Davantage qu’un progrès technologique, c’est une transformation métaphysique. Car l’un des charmes du football réside dans le fait qu’en principe, une faute n’est pas d’emblée… une faute : elle ne l’est que si l’arbitre en décide ainsi. Une faute n’est pas qu’un geste technique ou une maladresse : c’est d’abord une intention.
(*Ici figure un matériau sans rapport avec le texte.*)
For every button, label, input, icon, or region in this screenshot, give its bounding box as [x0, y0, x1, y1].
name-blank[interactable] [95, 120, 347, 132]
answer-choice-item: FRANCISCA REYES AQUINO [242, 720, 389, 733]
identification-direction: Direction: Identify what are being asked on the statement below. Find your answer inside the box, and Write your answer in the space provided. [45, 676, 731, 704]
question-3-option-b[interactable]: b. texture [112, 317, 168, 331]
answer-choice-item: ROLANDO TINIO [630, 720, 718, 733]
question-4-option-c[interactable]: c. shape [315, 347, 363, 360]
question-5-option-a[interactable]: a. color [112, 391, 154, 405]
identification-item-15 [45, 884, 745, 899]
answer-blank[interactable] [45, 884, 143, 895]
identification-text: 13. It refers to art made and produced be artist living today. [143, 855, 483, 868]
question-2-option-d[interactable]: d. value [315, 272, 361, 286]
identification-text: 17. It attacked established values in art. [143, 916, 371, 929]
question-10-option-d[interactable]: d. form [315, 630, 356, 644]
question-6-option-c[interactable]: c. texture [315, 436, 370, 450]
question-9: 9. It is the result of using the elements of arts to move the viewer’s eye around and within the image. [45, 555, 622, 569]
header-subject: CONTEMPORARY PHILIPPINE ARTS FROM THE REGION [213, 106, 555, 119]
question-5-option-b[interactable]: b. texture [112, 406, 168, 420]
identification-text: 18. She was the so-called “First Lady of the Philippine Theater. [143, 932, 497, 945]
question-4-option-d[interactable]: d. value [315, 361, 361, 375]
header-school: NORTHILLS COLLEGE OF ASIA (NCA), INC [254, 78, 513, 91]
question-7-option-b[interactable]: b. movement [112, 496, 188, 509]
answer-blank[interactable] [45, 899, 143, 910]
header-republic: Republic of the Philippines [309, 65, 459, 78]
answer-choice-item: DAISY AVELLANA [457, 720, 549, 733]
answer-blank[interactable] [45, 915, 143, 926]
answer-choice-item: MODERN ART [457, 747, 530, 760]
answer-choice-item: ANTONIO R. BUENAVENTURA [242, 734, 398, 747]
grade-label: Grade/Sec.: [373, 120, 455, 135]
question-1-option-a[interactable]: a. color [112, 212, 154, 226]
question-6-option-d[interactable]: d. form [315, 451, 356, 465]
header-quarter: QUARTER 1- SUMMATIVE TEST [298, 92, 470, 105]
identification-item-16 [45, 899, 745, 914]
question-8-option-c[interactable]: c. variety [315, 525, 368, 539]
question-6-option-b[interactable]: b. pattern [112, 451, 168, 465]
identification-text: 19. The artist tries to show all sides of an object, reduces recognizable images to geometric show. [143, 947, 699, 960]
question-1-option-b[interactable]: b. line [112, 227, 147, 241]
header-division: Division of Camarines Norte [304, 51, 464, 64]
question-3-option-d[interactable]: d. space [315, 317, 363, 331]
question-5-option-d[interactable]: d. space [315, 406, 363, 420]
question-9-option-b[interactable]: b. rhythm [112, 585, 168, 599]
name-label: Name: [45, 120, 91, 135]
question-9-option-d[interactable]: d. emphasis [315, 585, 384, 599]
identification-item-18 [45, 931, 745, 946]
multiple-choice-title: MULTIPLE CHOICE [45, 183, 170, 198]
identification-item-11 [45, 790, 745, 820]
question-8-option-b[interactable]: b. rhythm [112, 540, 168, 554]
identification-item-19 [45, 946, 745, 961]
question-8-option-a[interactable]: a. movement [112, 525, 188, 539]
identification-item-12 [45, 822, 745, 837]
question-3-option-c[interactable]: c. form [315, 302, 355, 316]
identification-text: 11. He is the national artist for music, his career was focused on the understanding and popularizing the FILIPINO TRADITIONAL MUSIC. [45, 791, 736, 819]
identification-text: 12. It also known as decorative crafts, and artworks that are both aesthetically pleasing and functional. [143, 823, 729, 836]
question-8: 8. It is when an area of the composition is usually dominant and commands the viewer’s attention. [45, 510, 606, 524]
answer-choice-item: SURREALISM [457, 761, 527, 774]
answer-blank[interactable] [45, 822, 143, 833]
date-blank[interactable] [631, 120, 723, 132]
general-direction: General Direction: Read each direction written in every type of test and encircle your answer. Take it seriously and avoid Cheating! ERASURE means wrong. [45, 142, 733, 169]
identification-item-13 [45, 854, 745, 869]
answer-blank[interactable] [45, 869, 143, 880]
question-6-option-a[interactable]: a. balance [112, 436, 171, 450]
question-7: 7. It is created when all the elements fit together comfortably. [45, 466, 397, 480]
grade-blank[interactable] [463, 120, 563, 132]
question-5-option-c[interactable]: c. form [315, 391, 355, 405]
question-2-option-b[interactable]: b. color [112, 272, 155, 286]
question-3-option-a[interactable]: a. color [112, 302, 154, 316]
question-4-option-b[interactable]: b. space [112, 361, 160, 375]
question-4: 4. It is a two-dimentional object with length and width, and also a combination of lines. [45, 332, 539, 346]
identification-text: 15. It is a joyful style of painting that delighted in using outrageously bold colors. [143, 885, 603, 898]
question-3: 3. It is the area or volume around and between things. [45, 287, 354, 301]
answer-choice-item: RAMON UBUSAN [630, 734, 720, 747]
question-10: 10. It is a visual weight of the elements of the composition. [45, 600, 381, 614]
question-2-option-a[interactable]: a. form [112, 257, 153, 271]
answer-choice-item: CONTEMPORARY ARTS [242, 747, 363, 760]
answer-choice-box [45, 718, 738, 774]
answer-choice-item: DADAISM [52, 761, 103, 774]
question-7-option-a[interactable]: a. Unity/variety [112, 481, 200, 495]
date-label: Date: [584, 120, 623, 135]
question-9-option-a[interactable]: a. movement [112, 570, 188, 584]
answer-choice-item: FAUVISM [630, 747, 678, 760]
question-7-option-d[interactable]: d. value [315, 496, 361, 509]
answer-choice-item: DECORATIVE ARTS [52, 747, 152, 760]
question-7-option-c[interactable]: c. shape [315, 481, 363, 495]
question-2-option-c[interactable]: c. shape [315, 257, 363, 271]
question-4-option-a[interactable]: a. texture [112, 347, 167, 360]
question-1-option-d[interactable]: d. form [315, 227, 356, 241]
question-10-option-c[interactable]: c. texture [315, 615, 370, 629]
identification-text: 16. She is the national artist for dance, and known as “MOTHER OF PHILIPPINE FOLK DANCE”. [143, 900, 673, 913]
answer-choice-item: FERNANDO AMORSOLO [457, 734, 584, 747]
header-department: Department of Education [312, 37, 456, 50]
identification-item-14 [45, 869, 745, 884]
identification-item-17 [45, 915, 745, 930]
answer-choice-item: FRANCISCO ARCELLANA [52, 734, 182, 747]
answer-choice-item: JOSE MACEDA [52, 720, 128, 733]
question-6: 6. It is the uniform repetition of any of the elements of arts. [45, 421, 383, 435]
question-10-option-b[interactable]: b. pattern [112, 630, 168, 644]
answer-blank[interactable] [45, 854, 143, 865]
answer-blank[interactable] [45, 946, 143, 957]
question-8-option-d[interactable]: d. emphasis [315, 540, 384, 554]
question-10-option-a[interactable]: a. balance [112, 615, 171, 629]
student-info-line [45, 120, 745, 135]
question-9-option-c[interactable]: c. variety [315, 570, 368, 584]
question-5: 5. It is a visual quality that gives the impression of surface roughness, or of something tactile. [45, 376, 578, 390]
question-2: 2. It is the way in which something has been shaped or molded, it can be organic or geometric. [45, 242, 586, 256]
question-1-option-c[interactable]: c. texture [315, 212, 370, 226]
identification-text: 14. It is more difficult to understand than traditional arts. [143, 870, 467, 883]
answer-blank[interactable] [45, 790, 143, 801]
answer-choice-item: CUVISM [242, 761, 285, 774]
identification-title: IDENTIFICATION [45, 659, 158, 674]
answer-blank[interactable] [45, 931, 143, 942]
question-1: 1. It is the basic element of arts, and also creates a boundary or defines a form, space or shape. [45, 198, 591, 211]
Dans les débats de troisième mi-temps entre sélectionneurs du dimanche, tout tourne autour de l’intention : tel joueur a-t-il joué l’homme ou le ballon ? A-t-il fait de l’obstruction délibérément ? Cette main était-elle là pour dévier le ballon, ou est-ce le ballon qui a foncé sur la main ? La marge d’interprétation ouvrait certes la possibilité d’erreurs manifestes d’arbitrage, mais elle constituait aussi le flou artistique sur le plan duquel le jeu se déploie. Les acteurs qu’étaient les joueurs, dès lors, ne faisaient pas simplement de la technique, mais de l’art. Le football n’était pas seulement un terrain de jeu, mais un théâtre. Comme un opéra, un match de football est un série de tableaux à plusieurs lectures. Ce grand écart est possible parce que le football, comme tous les sports, est du registre de l’incertitude, de la contingence, bref de la métaphysique. Le VAR, c’est l’équivalent de Vatican II : une sécularisation qui peut peut-être sauver le culte en prévenant l’une ou l’autre injustice, mais qui peut aussi achever d’en dissoudre la magie.

On retiendra que, par une amusante ironie, c’est la première Coupe du Monde se jouant depuis des décennies sans les Italiens – réputés les plus infatigables drama queen du gazon – qui aura vu le triomphe de la machine sur l’art. Après tout, c’est peut-être mieux comme ça.